For some, ‘retouching’ is a dirty word, associated with the kind of reality distortion and fakery that programs like Photoshop have become (in)famous for.
However, photo retouching is one of a handful of basic and necessary adjustments for photos that photographers will rely on repeatedly to correct flaws or faults ahead of any creative adjustments or ‘looks’.
There are at least three reasons for using photo retouching techniques:
- To make things look better than they actually are, such as enhancing portraits to remove wrinkles and blemishes.
- To get rid of things that should never have been there in the first place. This can include tourists, litter, signs or other ugly intrusions.
- To get rid of sensor spots, which are a very common problem with interchangeable lens cameras.
Increasingly, portrait enhancement is a specialised process with specialised software, but regular retouching techniques are still useful if you want to keep things simple. For this and other kinds of object removal, it’s all about choosing the right tool for the job.
Almost every photo editor has a clone tool (or ‘clone stamp’) tool. These work in a simple way, though there are all sorts of tips and tricks for skilled repairs.
With cloning, you choose a ‘clone source’ area with a tone or a pattern as close as possible to that of the area you want to repair, then brush or dab over that area. The clone source moves with the clone stamp tool to help you brush the ‘good’ area over the ‘bad’. You can keep changing the clone source to avoid building up repeating patterns, and change the brush size and softness to blend in your repair more subtly.
Cloning is a very successful technique for a lot of retouching, but you have to match the source area very carefully to the part you want to repair, because clone tools make no attempt to match the tones and colors. It’s a relatively simple, old-fashioned technique, and there are more modern alternatives that may give better results, faster.
Spot healing brush tools
The names are different, but these tools work in essentially the same way – you paint over the area or blemish you want to repair (or the object you want to remove) and the software will find and match a suitable source area automatically.
Spot healing and erase tools work extremely well on sensor spots – one dab and they are gone. With larger objects there’s more trial and error. The tool may work brilliantly at the first attempt, or it may pull in wrong areas and details and leave you with a clearly botched repair.
These tools typically select a ‘source’ area automatically and then highlight it once it’s been applied. If a repair doesn’t look right, you can then try moving the source area manually to try to find a better match.

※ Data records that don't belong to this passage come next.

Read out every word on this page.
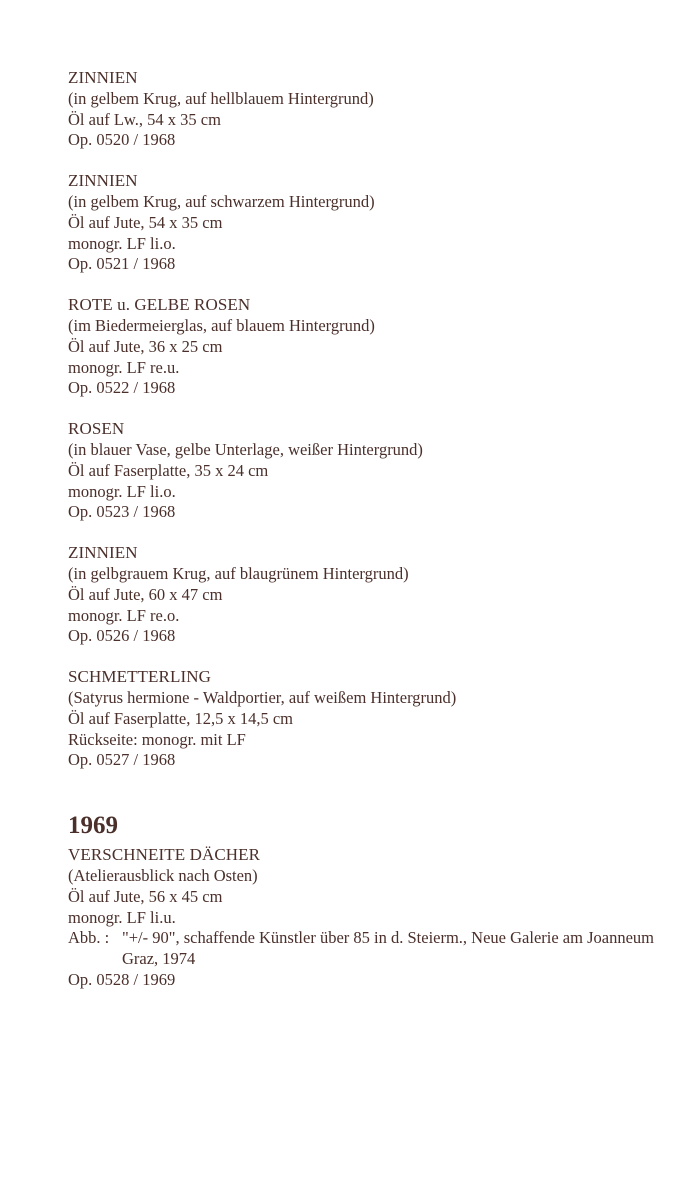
ZINNIEN
(in gelbem Krug, auf hellblauem Hintergrund)
Öl auf Lw., 54 x 35 cm
Op. 0520 / 1968
ZINNIEN
(in gelbem Krug, auf schwarzem Hintergrund)
Öl auf Jute, 54 x 35 cm
monogr. LF li.o.
Op. 0521 / 1968
ROTE u. GELBE ROSEN
(im Biedermeierglas, auf blauem Hintergrund)
Öl auf Jute, 36 x 25 cm
monogr. LF re.u.
Op. 0522 / 1968
ROSEN
(in blauer Vase, gelbe Unterlage, weißer Hintergrund)
Öl auf Faserplatte, 35 x 24 cm
monogr. LF li.o.
Op. 0523 / 1968
ZINNIEN
(in gelbgrauem Krug, auf blaugrünem Hintergrund)
Öl auf Jute, 60 x 47 cm
monogr. LF re.o.
Op. 0526 / 1968
SCHMETTERLING
(Satyrus hermione - Waldportier, auf weißem Hintergrund)
Öl auf Faserplatte, 12,5 x 14,5 cm
Rückseite: monogr. mit LF
Op. 0527 / 1968
1969
VERSCHNEITE DÄCHER
(Atelierausblick nach Osten)
Öl auf Jute, 56 x 45 cm
monogr. LF li.u.
Abb. : "+/- 90", schaffende Künstler über 85 in d. Steierm., Neue Galerie am Joanneum Graz, 1974
Op. 0528 / 1969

Spot healing brush tools can even work well on small unwanted objects like passers-by or small signs, but the larger the object, the less likely you are to get a good outcome.
Content aware and erase tools
Content aware is the term used by Adobe for Photoshop and Elements. Adobe’s content aware technology is used to ‘intelligently’ select suitable source areas and blend them in for larger object removal. Luminar and ON1 Photo RAW have Erase tools which do a similar job.
With these ‘magic’ fixes, the results can be spectacular, or they can be completely useless. It can be difficult to tell in advance how these fixes are going to work out, so you just have to take a suck-it-and-see approach. If the repair doesn’t work, there’s no ‘source marquee’ you can move around and no control over the outcome. All you can do is try redrawing the mask, this time a little more tightly around the object you want to remove.
Cloning and retouching tips and tactics
- For small repairs like sensor spots, skin blemishes or small object removal, spot healing tools are typically the fastest, simplest and most effective tool, often producing completely invisible repairs with a single mouse-click.
- Spot healing tools can also be effective on slightly larger objects, and you can experiment with brush sizes and the position of the source area to get better results.
- If you want to remove relatively large objects, you can try ‘magic’ erase tools that choose source areas and blend in the repair automatically. But you have no control here – either it works, or it doesn’t.
- If erase tools don’t work, cloning is a great fallback. It requires more time and skill than the other methods, but also a lot more control, and it is still the best method for replicating and blending fine, intricate details and patterns.